Hmm, how do I address this next part without upsetting Thaumaturge...
Let's just say that you can have a rule that satisfies a certain intent and is easy to use, but that in a small number of cases
might be seen as a problem
in actual play. (And I believe that WotC has a good handle on that number, from data gathered early in the playtest when they were gauging how to balance resource usage across encounters and adventures, a key early issue.) In response, presumably the designers could:
1) Modify the rule, which may come at a cost of simplicity, usability, and/or flexibility; or
2) Leave it alone, and allow it to be accepted or modified in those outlier cases.

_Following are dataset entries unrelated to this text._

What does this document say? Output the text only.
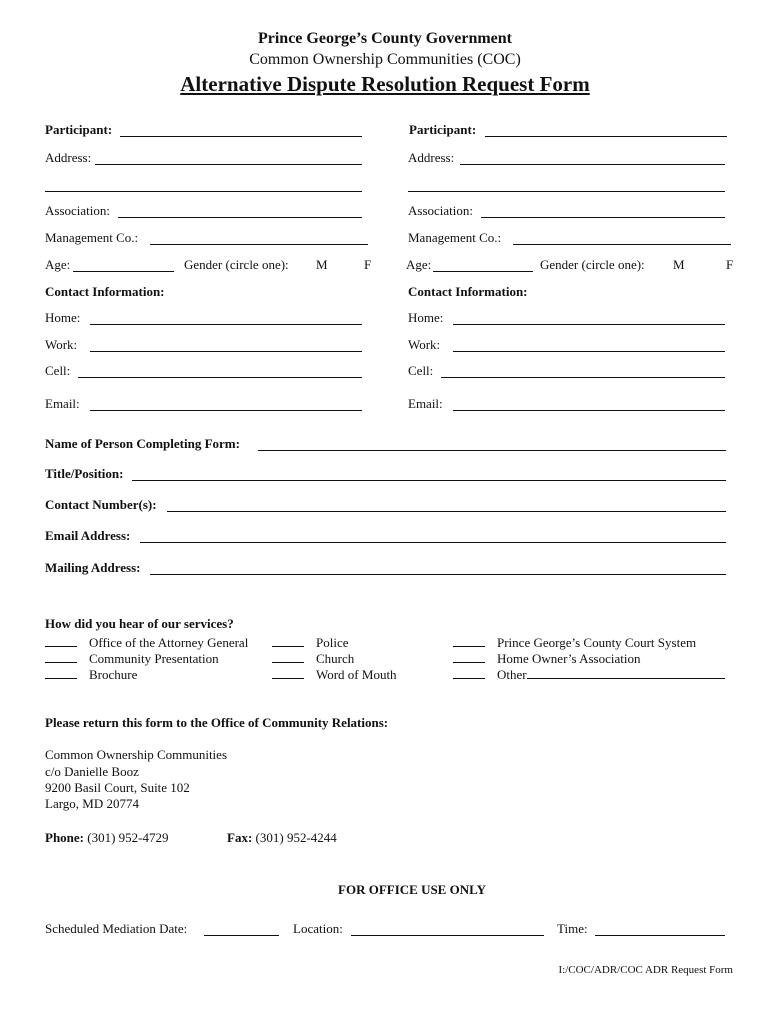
Prince George’s County Government
Common Ownership Communities (COC)
Alternative Dispute Resolution Request Form
Participant:
Address:
Association:
Management Co.:
Age:	Gender (circle one): M	F
Contact Information:
Home:
Work:
Cell:
Email:
Participant:
Address:
Association:
Management Co.:
Age:	Gender (circle one): M	F
Contact Information:
Home:
Work:
Cell:
Email:
Name of Person Completing Form:
Title/Position:
Contact Number(s):
Email Address:
Mailing Address:
How did you hear of our services?
Office of the Attorney General
Community Presentation
Brochure
Police
Church
Word of Mouth
Prince George’s County Court System
Home Owner’s Association
Other
Please return this form to the Office of Community Relations:
Common Ownership Communities
c/o Danielle Booz
9200 Basil Court, Suite 102
Largo, MD 20774
Phone: (301) 952-4729	Fax: (301) 952-4244
FOR OFFICE USE ONLY
Scheduled Mediation Date:	Location:	Time:
I:/COC/ADR/COC ADR Request Form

The point of this thread is that WotC has decided, as a matter of design philosophy, to do the latter. They aren't going to try to write rules that are balanced in 100% of games; we've already seen what D&D looks like when the designers try that. (It's a fool's errand, anyway. Arguments over rules interpretations certainly didn't come to an end in 3rd and 4th Editions; if anything, my experience was that the more detailed rules provided additional fodder for arguments.) They're going to write rules that work for 90%, 95% of games (or whatever their target is), and let players and DMs work out the rest. They aren't going to try to fix that last 5% or 10% of corner cases; their standpoint is that you have DMs and players who can do that. Nailing down that target was, I believe, the main purpose of the extended playtest.
So theorycrafters
will be able to find "holes", and some small percentage of gamers might actually fall into them. But the benefit is a rules set that's easier to use and more flexible than one that tries (and fails) to cover them all up. And hopefully we can avoid long-drawn rules elements like this:
3e SRD said:
You must declare that you are using this feat before you make your attack roll (thus, a failed attack roll ruins the attempt). Stunning Fist forces a foe damaged by your unarmed attack to make a Fortitude saving throw (DC 10 + ½ your character level + your Wis modifier), in addition to dealing damage normally. A defender who fails this saving throw is stunned for 1 round (until just before your next action). A stunned creature drops everything held, can’t take actions, takes a -2 penalty to AC, and loses his Dexterity bonus to AC. You may attempt a stunning attack once per day for every four levels you have attained (but see Special), and no more than once per round. Constructs, oozes, plants, undead, incorporeal creatures, and creatures immune to critical hits cannot be stunned.
I much prefer this:
101413 Next Playtest said:
When you score a critical hit on a creature, you can try to stun the creature. The target must succeed on a Constitution saving throw (DC 8 + your Wisdom modifier + your proficiency bonus) or be stunned until the end of your next turn.
Can you stun an ooze, or an undead? The rule here is silent, and I think that's OK. Either it's covered somewhere else (the stun condition, or an undead monster's description; in the playtest, it isn't AFAICT), or it's a DM call that you can't stun an ooze. Personally, I prefer that to dealing with all the extra text in the rule.